Moore authored 160 publications on meteorite research and a frequently cited article on removal of Arsenic from water. He also held a patent for an artificial desert varnish that helped mend vandalism to petroglyphs and excavation scars along highways. From 1963 to 1987, Moore acquired thirty-five research grants from NASA, The National Science Foundation (NSF), and the United States Geological Survey (USGS) related to the study of asteroids, lunar samples, geology, and materials science. Moore's work provided the foundation for the continued development of the Center for Meteorite Studies as well as the growth of astrophysics and planetary geology at ASU. Moore spent considerable time at NASA's Johnson Space Center performing carbon analysis on the returned lunar samples and assisting with the development of the lunar and meteorite educational disk project in which lunar and meteorite samples are available for study by students in classrooms throughout the world.
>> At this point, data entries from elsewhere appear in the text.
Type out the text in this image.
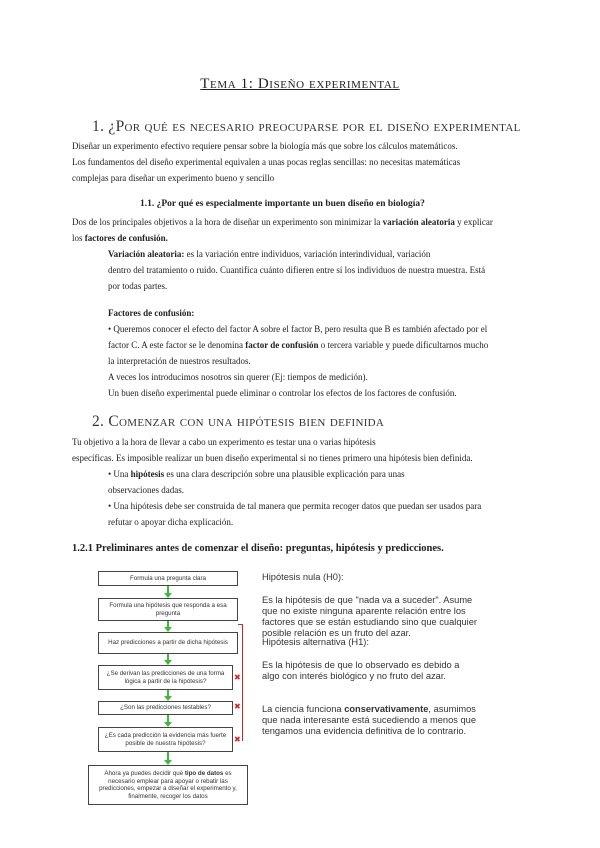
Tema 1: Diseño experimental
1. ¿Por qué es necesario preocuparse por el diseño experimental
Diseñar un experimento efectivo requiere pensar sobre la biología más que sobre los cálculos matemáticos.
Los fundamentos del diseño experimental equivalen a unas pocas reglas sencillas: no necesitas matemáticas
complejas para diseñar un experimento bueno y sencillo
1.1. ¿Por qué es especialmente importante un buen diseño en biología?
Dos de los principales objetivos a la hora de diseñar un experimento son minimizar la variación aleatoria y explicar
los factores de confusión.
Variación aleatoria: es la variación entre individuos, variación interindividual, variación
dentro del tratamiento o ruido. Cuantifica cuánto difieren entre sí los individuos de nuestra muestra. Está
por todas partes.
Factores de confusión:
• Queremos conocer el efecto del factor A sobre el factor B, pero resulta que B es también afectado por el
factor C. A este factor se le denomina factor de confusión o tercera variable y puede dificultarnos mucho
la interpretación de nuestros resultados.
A veces los introducimos nosotros sin querer (Ej: tiempos de medición).
Un buen diseño experimental puede eliminar o controlar los efectos de los factores de confusión.
2. Comenzar con una hipótesis bien definida
Tu objetivo a la hora de llevar a cabo un experimento es testar una o varias hipótesis
específicas. Es imposible realizar un buen diseño experimental si no tienes primero una hipótesis bien definida.
• Una hipótesis es una clara descripción sobre una plausible explicación para unas
observaciones dadas.
• Una hipótesis debe ser construida de tal manera que permita recoger datos que puedan ser usados para
refutar o apoyar dicha explicación.
1.2.1 Preliminares antes de comenzar el diseño: preguntas, hipótesis y predicciones.
Formula una pregunta clara
Formula una hipótesis que responda a esa pregunta
Haz predicciones a partir de dicha hipótesis
¿Se derivan las predicciones de una forma lógica a partir de la hipótesis?
¿Son las predicciones testables?
¿Es cada predicción la evidencia más fuerte posible de nuestra hipótesis?
Ahora ya puedes decidir qué tipo de datos es necesario emplear para apoyar o rebatir las predicciones, empezar a diseñar el experimento y, finalmente, recoger los datos
✖
✖
✖
Hipótesis nula (H0):
Es la hipótesis de que "nada va a suceder". Asume
que no existe ninguna aparente relación entre los
factores que se están estudiando sino que cualquier
posible relación es un fruto del azar.
Hipótesis alternativa (H1):
Es la hipótesis de que lo observado es debido a
algo con interés biológico y no fruto del azar.
La ciencia funciona conservativamente, asumimos
que nada interesante está sucediendo a menos que
tengamos una evidencia definitiva de lo contrario.
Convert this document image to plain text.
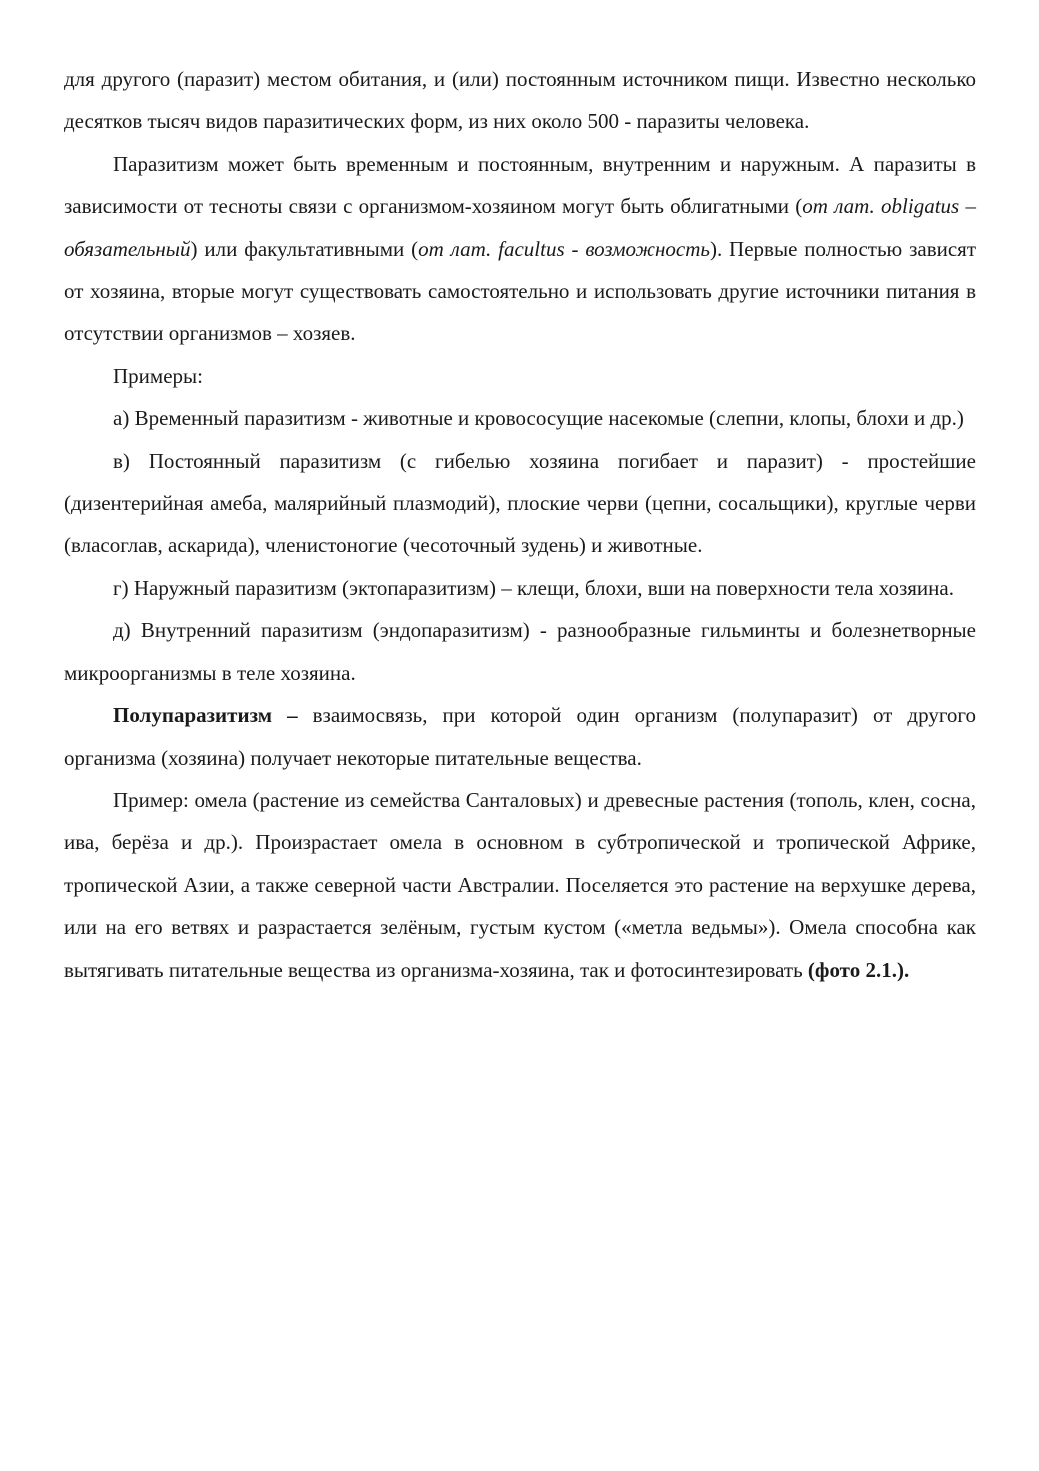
для другого (паразит) местом обитания, и (или) постоянным источником пищи. Известно несколько десятков тысяч видов паразитических форм, из них около 500 - паразиты человека.

Паразитизм может быть временным и постоянным, внутренним и наружным. А паразиты в зависимости от тесноты связи с организмом-хозяином могут быть облигатными (от лат. obligatus – обязательный) или факультативными (от лат. facultus - возможность). Первые полностью зависят от хозяина, вторые могут существовать самостоятельно и использовать другие источники питания в отсутствии организмов – хозяев.

Примеры:

а) Временный паразитизм - животные и кровососущие насекомые (слепни, клопы, блохи и др.)

в) Постоянный паразитизм (с гибелью хозяина погибает и паразит) - простейшие (дизентерийная амеба, малярийный плазмодий), плоские черви (цепни, сосальщики), круглые черви (власоглав, аскарида), членистоногие (чесоточный зудень) и животные.

г) Наружный паразитизм (эктопаразитизм) – клещи, блохи, вши на поверхности тела хозяина.

д) Внутренний паразитизм (эндопаразитизм) - разнообразные гильминты и болезнетворные микроорганизмы в теле хозяина.

Полупаразитизм – взаимосвязь, при которой один организм (полупаразит) от другого организма (хозяина) получает некоторые питательные вещества.

Пример: омела (растение из семейства Санталовых) и древесные растения (тополь, клен, сосна, ива, берёза и др.). Произрастает омела в основном в субтропической и тропической Африке, тропической Азии, а также северной части Австралии. Поселяется это растение на верхушке дерева, или на его ветвях и разрастается зелёным, густым кустом («метла ведьмы»). Омела способна как вытягивать питательные вещества из организма-хозяина, так и фотосинтезировать (фото 2.1.).
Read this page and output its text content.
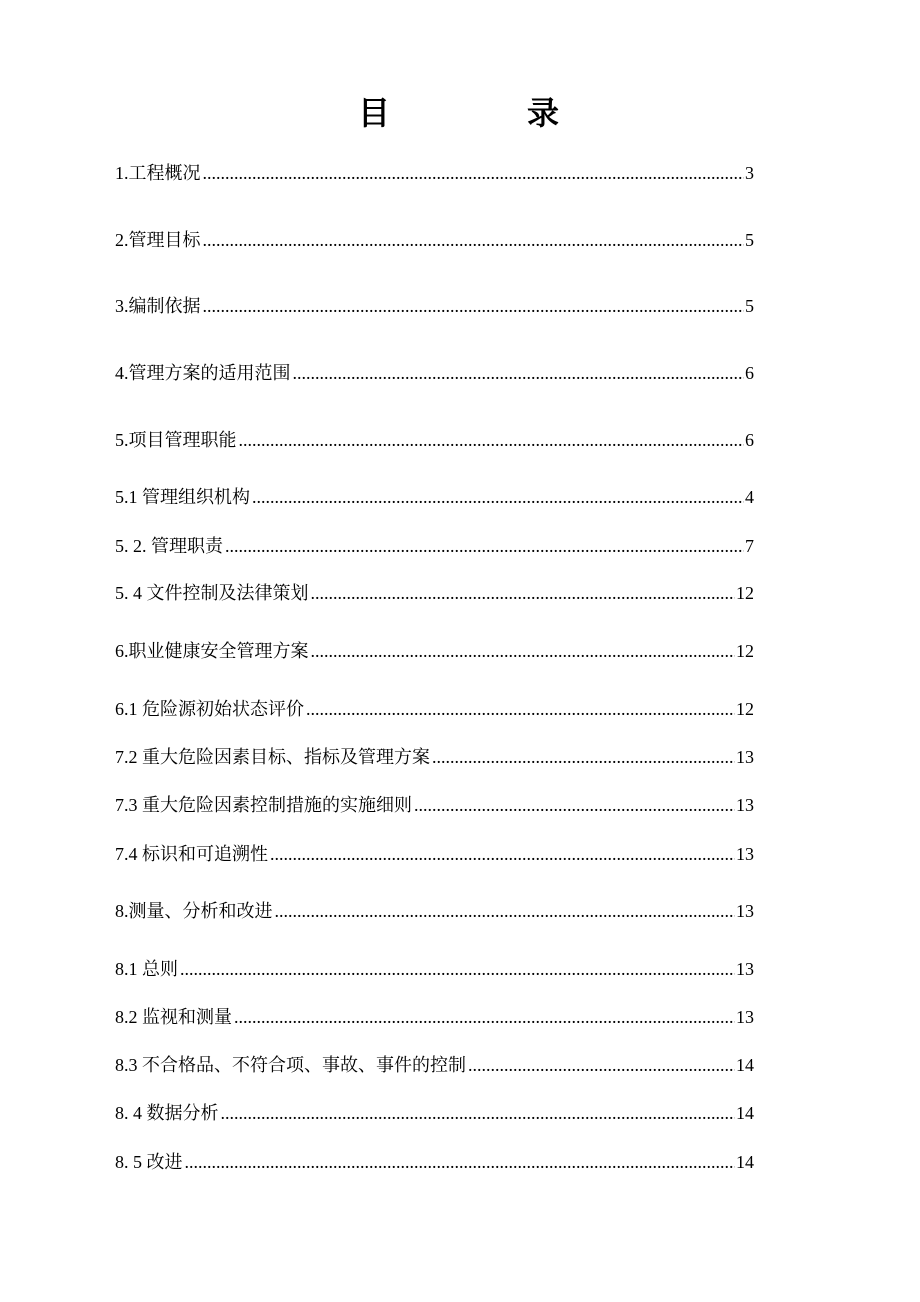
目	录
1.工程概况 .....	3
2.管理目标 .....	5
3.编制依据 .....	5
4.管理方案的适用范围 .....	6
5.项目管理职能 .....	6
5.1 管理组织机构 .....	4
5. 2. 管理职责 .....	7
5. 4 文件控制及法律策划 .....	12
6.职业健康安全管理方案 .....	12
6.1 危险源初始状态评价 .....	12
7.2 重大危险因素目标、指标及管理方案 .....	13
7.3 重大危险因素控制措施的实施细则 .....	13
7.4 标识和可追溯性 .....	13
8.测量、分析和改进 .....	13
8.1 总则 .....	13
8.2 监视和测量 .....	13
8.3 不合格品、不符合项、事故、事件的控制 .....	14
8. 4 数据分析 .....	14
8. 5 改进 .....	14
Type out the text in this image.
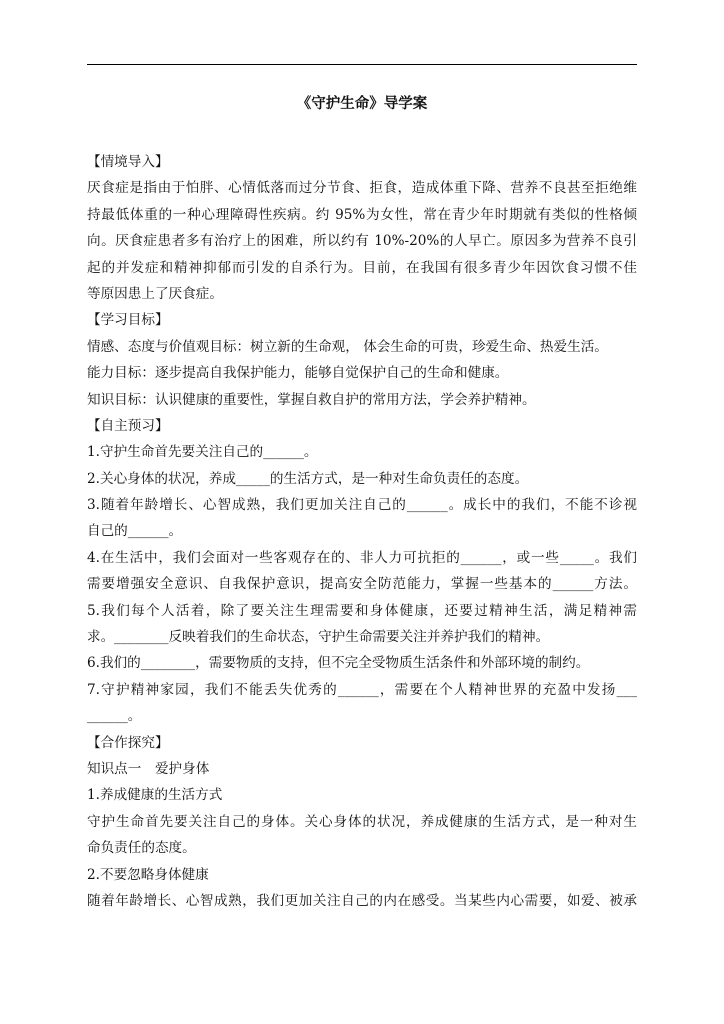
《守护生命》导学案
【情境导入】
厌食症是指由于怕胖、心情低落而过分节食、拒食，造成体重下降、营养不良甚至拒绝维
持最低体重的一种心理障碍性疾病。约 95%为女性，常在青少年时期就有类似的性格倾
向。厌食症患者多有治疗上的困难，所以约有 10%-20%的人早亡。原因多为营养不良引
起的并发症和精神抑郁而引发的自杀行为。目前，在我国有很多青少年因饮食习惯不佳
等原因患上了厌食症。
【学习目标】
情感、态度与价值观目标：树立新的生命观， 体会生命的可贵，珍爱生命、热爱生活。
能力目标：逐步提高自我保护能力，能够自觉保护自己的生命和健康。
知识目标：认识健康的重要性，掌握自救自护的常用方法，学会养护精神。
【自主预习】
1.守护生命首先要关注自己的______。
2.关心身体的状况，养成_____的生活方式，是一种对生命负责任的态度。
3.随着年龄增长、心智成熟，我们更加关注自己的______。成长中的我们，不能不诊视
自己的______。
4.在生活中，我们会面对一些客观存在的、非人力可抗拒的______，或一些_____。我们
需要增强安全意识、自我保护意识，提高安全防范能力，掌握一些基本的______方法。
5.我们每个人活着，除了要关注生理需要和身体健康，还要过精神生活，满足精神需
求。________反映着我们的生命状态，守护生命需要关注并养护我们的精神。
6.我们的________，需要物质的支持，但不完全受物质生活条件和外部环境的制约。
7.守护精神家园，我们不能丢失优秀的______，需要在个人精神世界的充盈中发扬___
______。
【合作探究】
知识点一　爱护身体
1.养成健康的生活方式
守护生命首先要关注自己的身体。关心身体的状况，养成健康的生活方式，是一种对生
命负责任的态度。
2.不要忽略身体健康
随着年龄增长、心智成熟，我们更加关注自己的内在感受。当某些内心需要，如爱、被承
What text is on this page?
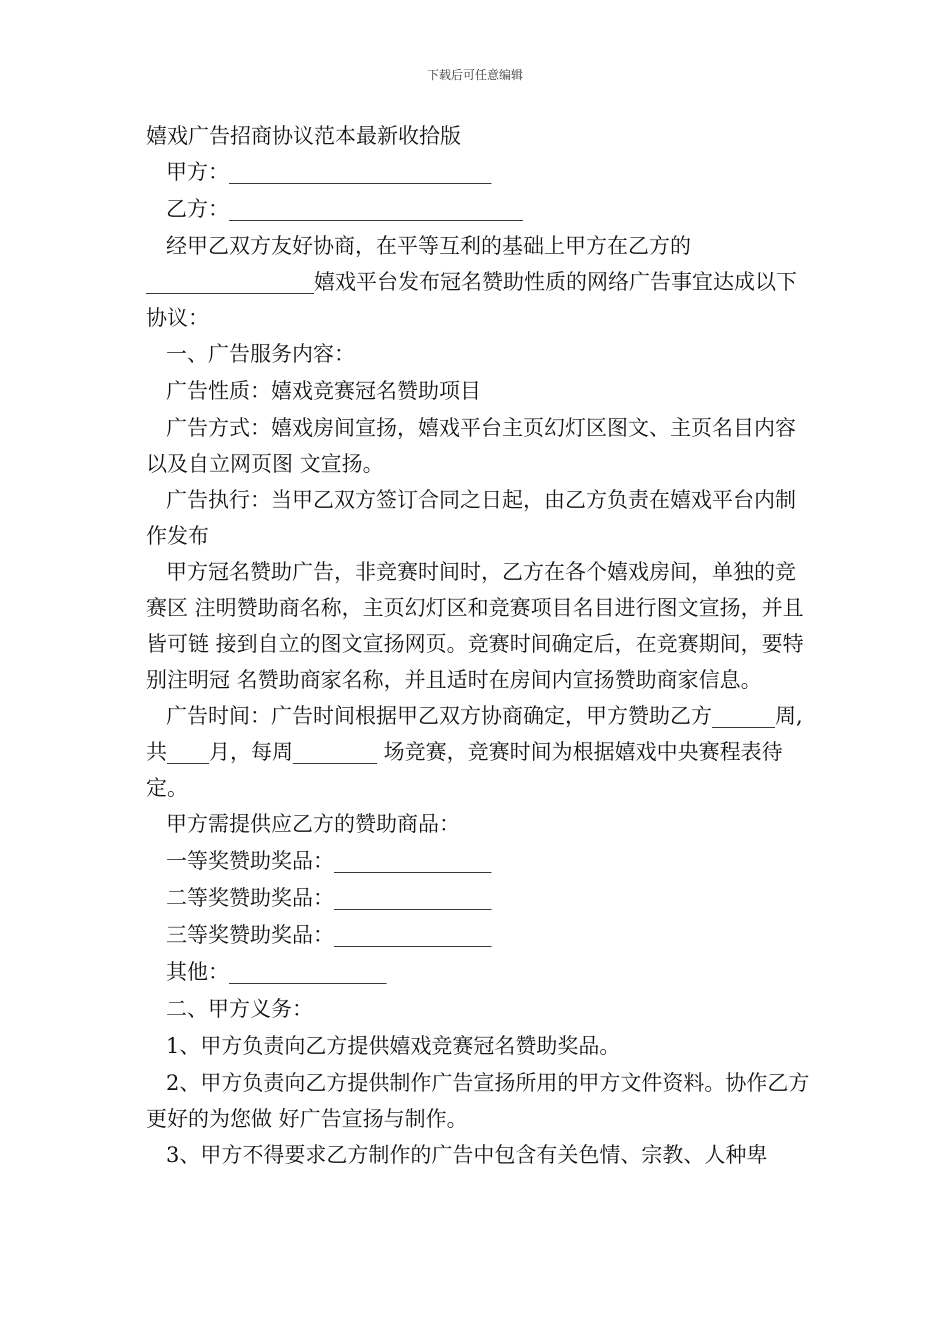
下载后可任意编辑
嬉戏广告招商协议范本最新收拾版
甲方：_________________________
乙方：____________________________

经甲乙双方友好协商，在平等互利的基础上甲方在乙方的________________嬉戏平台发布冠名赞助性质的网络广告事宜达成以下协议：

一、广告服务内容：
广告性质：嬉戏竞赛冠名赞助项目

广告方式：嬉戏房间宣扬，嬉戏平台主页幻灯区图文、主页名目内容以及自立网页图 文宣扬。

广告执行：当甲乙双方签订合同之日起，由乙方负责在嬉戏平台内制作发布

甲方冠名赞助广告，非竞赛时间时，乙方在各个嬉戏房间，单独的竞赛区 注明赞助商名称，主页幻灯区和竞赛项目名目进行图文宣扬，并且皆可链 接到自立的图文宣扬网页。竞赛时间确定后，在竞赛期间，要特别注明冠 名赞助商家名称，并且适时在房间内宣扬赞助商家信息。

广告时间：广告时间根据甲乙双方协商确定，甲方赞助乙方______周,共____月，每周________ 场竞赛，竞赛时间为根据嬉戏中央赛程表待定。

甲方需提供应乙方的赞助商品：
一等奖赞助奖品：_______________
二等奖赞助奖品：_______________
三等奖赞助奖品：_______________
其他：_______________
二、甲方义务：
1、甲方负责向乙方提供嬉戏竞赛冠名赞助奖品。

2、甲方负责向乙方提供制作广告宣扬所用的甲方文件资料。协作乙方更好的为您做 好广告宣扬与制作。

3、甲方不得要求乙方制作的广告中包含有关色情、宗教、人种卑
In 1969, Moore became editor of the journal Meteoritics, a position he held for twenty years as a member, fellow and president of the Meteoritical Society. In 1984, during Moore's leadership, Meteoritics won the Citation Index Impact Award. Professor Moore taught thousands of undergraduates in chemistry and geology during his 44year career at ASU, and was also particularly proud of having served as the thesis advisor to 36 MS and PhD graduate students during his tenure. In 2003, he retired from ASU and became a member of ASU's Emeritus College. He had served as the Director for the Center for Meteorite Studies for 42 years, continuously holding the same administrative position his entire career. Under his leadership, the Center for Meteorite Studies increased its meteorite holdings from 578 specimens to over 1700 samples, creating a valuable resource for researchers and students, at ASU and around the world.

Carleton was also passionate about supporting environmental causes including Boyce Thompson Arboretum, Arizona and Vermont chapters of The Nature Conservancy, and Audubon Arizona. He had recently received his 50-year membership certificate from the Sierra Club. He especially enjoyed spending summers in Estes Park, Colorado with his family, exploring 'every single boulder and rock' in Rocky Mountain National Park. In addition, he liked sharing his interest in meteorites with local elementary school students and would randomly surprise children by gifting them tiny meteorites as they walked past.

Carleton is survived by his two children, two grandchildren, as well as his sister. He is also survived by his wife Diane Rhodes Moore, two stepchildren, and two granddaughters.